Nel panorama giuridico e lavorativo, il tema della definizione di “orario di lavoro” rappresenta un argomento di grande importanza, soprattutto in presenza di situazioni particolari come i turni di reperibilità. Recentemente, una sentenza della Corte di Cassazione (Cass. civ., Sez. Lav., 23 aprile 2025, n.10648) ha affrontato questa tematica, ribadendo principi fondamentali derivanti dalla normativa dell’Unione Europea e dalla giurisprudenza della Corte di Giustizia UE.

La Corte di Giustizia dell’Unione Europea ha più volte ribadito che le nozioni di “orario di lavoro” e “periodo di riposo” si escludono reciprocamente. Secondo la direttiva 2003/88/CE, l’orario di lavoro comprende qualsiasi periodo in cui il lavoratore è al servizio del datore di lavoro, a disposizione dello stesso e nello svolgimento delle proprie attività o funzioni. Questo principio è stato confermato in diverse sentenze, tra cui quelle relative ai casi Simap, Jaeger, Ville de Nivelles e Radiotelevizija Slovenija.

Un aspetto rilevante riguarda i periodi di reperibilità. Se, durante tali periodi, il lavoratore è obbligato a rimanere fisicamente presente sul luogo indicato dal datore di lavoro, il tempo trascorso deve essere considerato orario di lavoro. Anche in assenza di attività lavorativa effettiva, l’obbligo di permanenza limita significativamente la libertà del lavoratore di gestire il proprio tempo libero, trasformando di fatto tale periodo in orario lavorativo.
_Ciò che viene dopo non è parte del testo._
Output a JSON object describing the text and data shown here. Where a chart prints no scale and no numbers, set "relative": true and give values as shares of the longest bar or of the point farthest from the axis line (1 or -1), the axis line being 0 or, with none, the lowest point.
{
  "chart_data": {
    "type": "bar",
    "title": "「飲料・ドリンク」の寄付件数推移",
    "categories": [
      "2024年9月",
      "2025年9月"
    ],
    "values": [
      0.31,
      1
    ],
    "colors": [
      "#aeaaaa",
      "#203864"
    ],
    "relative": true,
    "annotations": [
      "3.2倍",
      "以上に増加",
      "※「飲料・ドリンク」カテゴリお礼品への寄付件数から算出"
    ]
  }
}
Il caso specifico e i principi di diritto

Nel caso esaminato dalla Corte di Cassazione, il ricorrente ha lamentato di essere stato obbligato a effettuare turni di pernottamento presso il luogo di lavoro, senza ricevere una retribuzione adeguata per il tempo trascorso in regime di reperibilità. La Corte d’Appello aveva ritenuto applicabile l’articolo 57 del CCNL delle cooperative sociali, che prevede un’indennità fissa mensile per i servizi di reperibilità, escludendo tali periodi dal computo dell’orario di lavoro.
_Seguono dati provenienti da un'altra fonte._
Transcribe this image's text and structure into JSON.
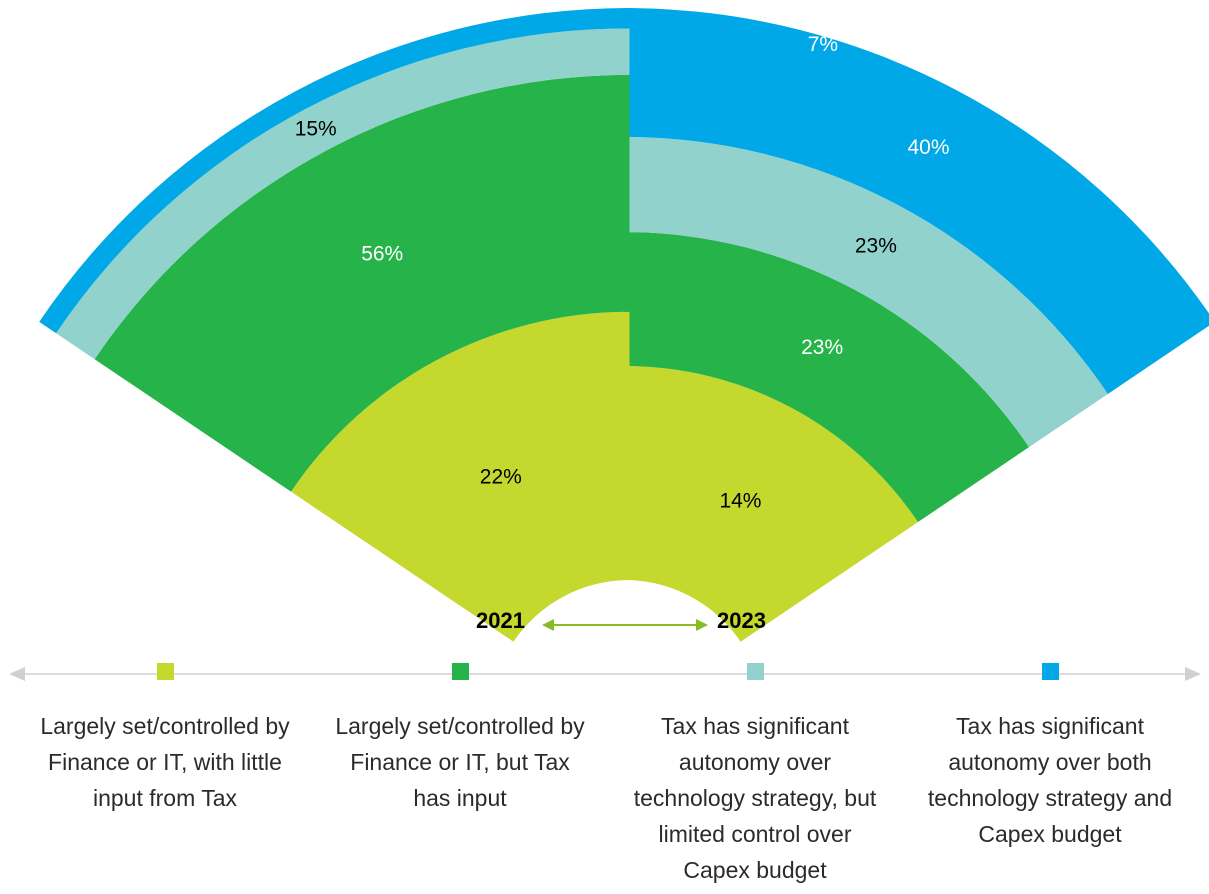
{
  "chart_data": {
    "type": "radial-stacked-sector",
    "title": "",
    "categories": [
      "2021",
      "2023"
    ],
    "series": [
      {
        "name": "Largely set/controlled by Finance or IT, with little input from Tax",
        "color": "#c4d82e",
        "values": [
          14,
          22
        ]
      },
      {
        "name": "Largely set/controlled by Finance or IT, but Tax has input",
        "color": "#26b34a",
        "values": [
          23,
          56
        ]
      },
      {
        "name": "Tax has significant autonomy over technology strategy, but limited control over Capex budget",
        "color": "#91d3cc",
        "values": [
          23,
          15
        ]
      },
      {
        "name": "Tax has significant autonomy over both technology strategy and Capex budget",
        "color": "#00a8e7",
        "values": [
          40,
          7
        ]
      }
    ],
    "data_labels": [
      [
        "14%",
        "23%",
        "23%",
        "40%"
      ],
      [
        "22%",
        "56%",
        "15%",
        "7%"
      ]
    ],
    "label_colors": [
      [
        "#000000",
        "#ffffff",
        "#000000",
        "#ffffff"
      ],
      [
        "#000000",
        "#ffffff",
        "#000000",
        "#ffffff"
      ]
    ]
  },
  "years": {
    "left": "2021",
    "right": "2023"
  },
  "arrow_color": "#86bc25",
  "axis_color": "#d0d0d0",
  "legend": [
    {
      "color": "#c4d82e",
      "label": "Largely set/controlled by Finance or IT, with little input from Tax"
    },
    {
      "color": "#26b34a",
      "label": "Largely set/controlled by Finance or IT, but Tax has input"
    },
    {
      "color": "#91d3cc",
      "label": "Tax has significant autonomy over technology strategy, but limited control over Capex budget"
    },
    {
      "color": "#00a8e7",
      "label": "Tax has significant autonomy over both technology strategy and Capex budget"
    }
  ]
}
Tuttavia, la Corte di Cassazione ha accolto le ragioni del ricorrente, chiarendo che, alla luce della normativa europea e dell’articolo 36 della Costituzione italiana, i periodi di reperibilità notturna presso il luogo di lavoro devono essere considerati orario di lavoro. Questo riconoscimento implica che tali periodi debbano essere retribuiti in modo proporzionato e dignitoso, in coerenza con i principi costituzionali di sufficienza e proporzionalità della retribuzione.

La sentenza sottolinea, inoltre, che la modalità di retribuzione dei periodi di guardia rientra nell’ambito delle disposizioni di diritto nazionale o della contrattazione collettiva. Tuttavia, il giudice è tenuto a valutare, anche d’ufficio, se le previsioni contrattuali rispettano i criteri costituzionali e normativi in materia di retribuzione.

La decisione rappresenta un punto di riferimento importante per garantire una maggiore tutela dei lavoratori in situazioni di reperibilità. Essa ribadisce che l’applicazione delle norme europee e nazionali deve avvenire in modo da rispettare la dignità e i diritti dei lavoratori, evitando interpretazioni restrittive che possano comprimere le tutele previste.

La Corte ha rinviato il caso alla Corte d’Appello in diversa composizione per un nuovo esame della fattispecie, invitando a considerare i principi di diritto enunciati. Questo passaggio evidenzia l’importanza di una corretta applicazione delle normative collettive, che devono essere orientate a garantire retribuzioni adeguate e proporzionate.

In conclusione, questa sentenza rappresenta un passo avanti nel riconoscimento dei diritti dei lavoratori, ponendo l’accento sulla necessità di un’applicazione rigorosa e coerente delle normative europee e nazionali. Si tratta di un richiamo forte per i datori di lavoro e le parti sociali, affinché si impegnino a garantire condizioni di lavoro eque e rispettose della dignità umana.